“The first is that you keep the contest close,” Schmidt said. “We need to show the Korba from the start that the reputation the CDF has is not undeserved.”

“Not knowing what the rules of the contest are, how it’s played or whether I’m even physically capable of keeping up with it, sure, why not, I’ll keep it close,” Harry said. “What’s the other request.”

“That you lose,” Schmidt said.

* * *

“The rules are simple,” Schmidt said, translating for the Korban who stood in front of them. Normally Harry would use his BrainPal—the computer in his head—to do a translation, but he didn’t have access to the Clarke’s network to access the language. “There are three rounds: One round with Bongka—those are like quarterstaffs, Harry—one round of hand-to-hand combat, and one round of water combat. There are no set times for any round; they continue until all three judges have selected a victor, or until one of the combatants is knocked unconscious. The chief judge here wants to make sure you understand this.”

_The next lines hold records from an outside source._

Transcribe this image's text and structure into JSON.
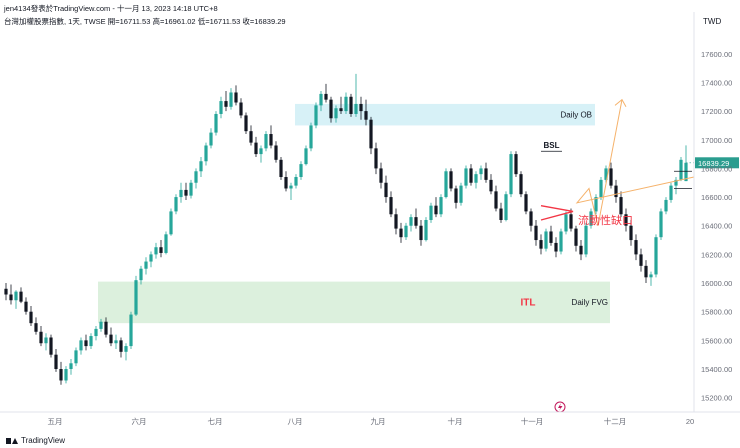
{
  "header": {
    "author_line": "jen4134發表於TradingView.com - 十一月 13, 2023 14:18 UTC+8",
    "symbol_line": "台灣加權股票指數, 1天, TWSE  開=16711.53  高=16961.02  低=16711.53  收=16839.29"
  },
  "footer": {
    "brand": "TradingView"
  },
  "colors": {
    "up": "#26a69a",
    "down": "#131722",
    "ob_zone": "#d7f1f7",
    "fvg_zone": "#dcf0dd",
    "annotation_red": "#f23645",
    "arrow_orange": "#f5b26b",
    "price_tag": "#2a9d8f"
  },
  "chart_data": {
    "type": "candlestick",
    "currency_label": "TWD",
    "y_ticks": [
      15200,
      15400,
      15600,
      15800,
      16000,
      16200,
      16400,
      16600,
      16800,
      17000,
      17200,
      17400,
      17600
    ],
    "y_tick_labels": [
      "15200.00",
      "15400.00",
      "15600.00",
      "15800.00",
      "16000.00",
      "16200.00",
      "16400.00",
      "16600.00",
      "16800.00",
      "17000.00",
      "17200.00",
      "17400.00",
      "17600.00"
    ],
    "ylim": [
      15100,
      17780
    ],
    "x_labels": [
      "五月",
      "六月",
      "七月",
      "八月",
      "九月",
      "十月",
      "十一月",
      "十二月",
      "20"
    ],
    "last_price": 16839.29,
    "last_price_label": "16839.29",
    "zones": [
      {
        "label": "Daily OB",
        "y_low": 17100,
        "y_high": 17250
      },
      {
        "label": "Daily FVG",
        "y_low": 15720,
        "y_high": 16010
      }
    ],
    "bsl": {
      "label": "BSL",
      "level": 16920
    },
    "annotations": {
      "itl": "ITL",
      "liquidity_gap": "流動性缺口"
    },
    "candles": [
      [
        15960,
        16000,
        15880,
        15920
      ],
      [
        15920,
        15990,
        15850,
        15880
      ],
      [
        15880,
        15950,
        15820,
        15940
      ],
      [
        15940,
        15970,
        15860,
        15870
      ],
      [
        15870,
        15900,
        15780,
        15800
      ],
      [
        15800,
        15840,
        15700,
        15720
      ],
      [
        15720,
        15760,
        15640,
        15660
      ],
      [
        15660,
        15700,
        15560,
        15580
      ],
      [
        15580,
        15650,
        15530,
        15620
      ],
      [
        15620,
        15640,
        15480,
        15500
      ],
      [
        15500,
        15540,
        15380,
        15400
      ],
      [
        15400,
        15450,
        15290,
        15320
      ],
      [
        15320,
        15420,
        15300,
        15400
      ],
      [
        15400,
        15470,
        15360,
        15440
      ],
      [
        15440,
        15550,
        15420,
        15530
      ],
      [
        15530,
        15620,
        15500,
        15600
      ],
      [
        15600,
        15640,
        15530,
        15560
      ],
      [
        15560,
        15650,
        15540,
        15630
      ],
      [
        15630,
        15700,
        15600,
        15680
      ],
      [
        15680,
        15750,
        15660,
        15730
      ],
      [
        15730,
        15760,
        15620,
        15640
      ],
      [
        15640,
        15690,
        15560,
        15580
      ],
      [
        15580,
        15640,
        15540,
        15600
      ],
      [
        15600,
        15620,
        15480,
        15520
      ],
      [
        15520,
        15580,
        15460,
        15560
      ],
      [
        15560,
        15800,
        15540,
        15780
      ],
      [
        15780,
        16050,
        15770,
        16020
      ],
      [
        16020,
        16120,
        15990,
        16100
      ],
      [
        16100,
        16180,
        16060,
        16150
      ],
      [
        16150,
        16220,
        16110,
        16200
      ],
      [
        16200,
        16280,
        16170,
        16250
      ],
      [
        16250,
        16300,
        16180,
        16210
      ],
      [
        16210,
        16360,
        16200,
        16340
      ],
      [
        16340,
        16520,
        16330,
        16500
      ],
      [
        16500,
        16620,
        16480,
        16600
      ],
      [
        16600,
        16700,
        16560,
        16650
      ],
      [
        16650,
        16700,
        16580,
        16610
      ],
      [
        16610,
        16720,
        16590,
        16700
      ],
      [
        16700,
        16800,
        16660,
        16780
      ],
      [
        16780,
        16880,
        16740,
        16850
      ],
      [
        16850,
        16980,
        16820,
        16960
      ],
      [
        16960,
        17080,
        16940,
        17050
      ],
      [
        17050,
        17200,
        17030,
        17180
      ],
      [
        17180,
        17300,
        17150,
        17270
      ],
      [
        17270,
        17340,
        17200,
        17230
      ],
      [
        17230,
        17360,
        17210,
        17330
      ],
      [
        17330,
        17380,
        17240,
        17260
      ],
      [
        17260,
        17290,
        17150,
        17170
      ],
      [
        17170,
        17190,
        17040,
        17060
      ],
      [
        17060,
        17100,
        16960,
        16980
      ],
      [
        16980,
        17020,
        16880,
        16900
      ],
      [
        16900,
        16960,
        16840,
        16940
      ],
      [
        16940,
        17060,
        16920,
        17040
      ],
      [
        17040,
        17100,
        16940,
        16960
      ],
      [
        16960,
        16990,
        16840,
        16860
      ],
      [
        16860,
        16880,
        16720,
        16740
      ],
      [
        16740,
        16780,
        16640,
        16660
      ],
      [
        16660,
        16700,
        16580,
        16680
      ],
      [
        16680,
        16760,
        16660,
        16740
      ],
      [
        16740,
        16850,
        16720,
        16830
      ],
      [
        16830,
        16960,
        16820,
        16940
      ],
      [
        16940,
        17120,
        16920,
        17100
      ],
      [
        17100,
        17260,
        17080,
        17240
      ],
      [
        17240,
        17340,
        17200,
        17320
      ],
      [
        17320,
        17390,
        17260,
        17280
      ],
      [
        17280,
        17300,
        17120,
        17150
      ],
      [
        17150,
        17240,
        17120,
        17220
      ],
      [
        17220,
        17300,
        17180,
        17200
      ],
      [
        17200,
        17330,
        17180,
        17300
      ],
      [
        17300,
        17320,
        17160,
        17180
      ],
      [
        17180,
        17460,
        17160,
        17250
      ],
      [
        17250,
        17300,
        17140,
        17200
      ],
      [
        17200,
        17280,
        17100,
        17140
      ],
      [
        17140,
        17160,
        16900,
        16940
      ],
      [
        16940,
        16980,
        16760,
        16800
      ],
      [
        16800,
        16840,
        16660,
        16700
      ],
      [
        16700,
        16750,
        16560,
        16600
      ],
      [
        16600,
        16640,
        16460,
        16480
      ],
      [
        16480,
        16520,
        16340,
        16380
      ],
      [
        16380,
        16420,
        16280,
        16320
      ],
      [
        16320,
        16420,
        16300,
        16400
      ],
      [
        16400,
        16480,
        16360,
        16460
      ],
      [
        16460,
        16520,
        16380,
        16400
      ],
      [
        16400,
        16440,
        16260,
        16300
      ],
      [
        16300,
        16460,
        16290,
        16440
      ],
      [
        16440,
        16560,
        16420,
        16540
      ],
      [
        16540,
        16600,
        16460,
        16480
      ],
      [
        16480,
        16620,
        16460,
        16600
      ],
      [
        16600,
        16800,
        16590,
        16780
      ],
      [
        16780,
        16800,
        16640,
        16660
      ],
      [
        16660,
        16680,
        16520,
        16560
      ],
      [
        16560,
        16700,
        16540,
        16680
      ],
      [
        16680,
        16820,
        16660,
        16800
      ],
      [
        16800,
        16830,
        16680,
        16700
      ],
      [
        16700,
        16780,
        16660,
        16760
      ],
      [
        16760,
        16820,
        16720,
        16800
      ],
      [
        16800,
        16840,
        16700,
        16720
      ],
      [
        16720,
        16760,
        16620,
        16640
      ],
      [
        16640,
        16680,
        16500,
        16520
      ],
      [
        16520,
        16560,
        16420,
        16440
      ],
      [
        16440,
        16640,
        16430,
        16620
      ],
      [
        16620,
        16920,
        16600,
        16900
      ],
      [
        16900,
        16920,
        16740,
        16760
      ],
      [
        16760,
        16780,
        16600,
        16620
      ],
      [
        16620,
        16640,
        16480,
        16500
      ],
      [
        16500,
        16520,
        16360,
        16400
      ],
      [
        16400,
        16440,
        16260,
        16300
      ],
      [
        16300,
        16340,
        16200,
        16240
      ],
      [
        16240,
        16380,
        16220,
        16360
      ],
      [
        16360,
        16400,
        16260,
        16280
      ],
      [
        16280,
        16320,
        16180,
        16220
      ],
      [
        16220,
        16380,
        16200,
        16360
      ],
      [
        16360,
        16500,
        16340,
        16480
      ],
      [
        16480,
        16520,
        16360,
        16380
      ],
      [
        16380,
        16400,
        16220,
        16260
      ],
      [
        16260,
        16300,
        16160,
        16200
      ],
      [
        16200,
        16420,
        16180,
        16400
      ],
      [
        16400,
        16520,
        16380,
        16500
      ],
      [
        16500,
        16620,
        16480,
        16600
      ],
      [
        16600,
        16740,
        16580,
        16720
      ],
      [
        16720,
        16820,
        16700,
        16800
      ],
      [
        16800,
        16840,
        16660,
        16680
      ],
      [
        16680,
        16720,
        16560,
        16600
      ],
      [
        16600,
        16640,
        16460,
        16480
      ],
      [
        16480,
        16520,
        16360,
        16400
      ],
      [
        16400,
        16440,
        16260,
        16300
      ],
      [
        16300,
        16340,
        16160,
        16200
      ],
      [
        16200,
        16240,
        16080,
        16120
      ],
      [
        16120,
        16160,
        16000,
        16040
      ],
      [
        16040,
        16080,
        15980,
        16060
      ],
      [
        16060,
        16340,
        16040,
        16320
      ],
      [
        16320,
        16520,
        16300,
        16500
      ],
      [
        16500,
        16600,
        16480,
        16580
      ],
      [
        16580,
        16700,
        16560,
        16680
      ],
      [
        16680,
        16740,
        16620,
        16720
      ],
      [
        16720,
        16880,
        16711,
        16860
      ],
      [
        16711.53,
        16961.02,
        16711.53,
        16839.29
      ]
    ]
  }
}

“I understand,” said Harry, staring at the Korban, who came up, roughly, to his waist. The Korba were squat, bilaterally symmetrical, apparently muscular, and covered by what appeared to be an infinite amount of overlapping plates and scales. What little information Harry could uncover about the Korban physiology suggested that they were of some sort of amphibious stock, and that they lived some of their lives in water. This would at least explain the “water combat” round. The gathering hall they were in held no obvious water sources, however. Harry wondered if something might not have been lost in translation.

The Korban began speaking again, and as he spoke and breathed, the plates around his neck and chest moved in a motion that was indefinably strange and unsettling; it was almost like they didn’t quite go back in the same place they started off at. Harry found them unintentionally hypnotic.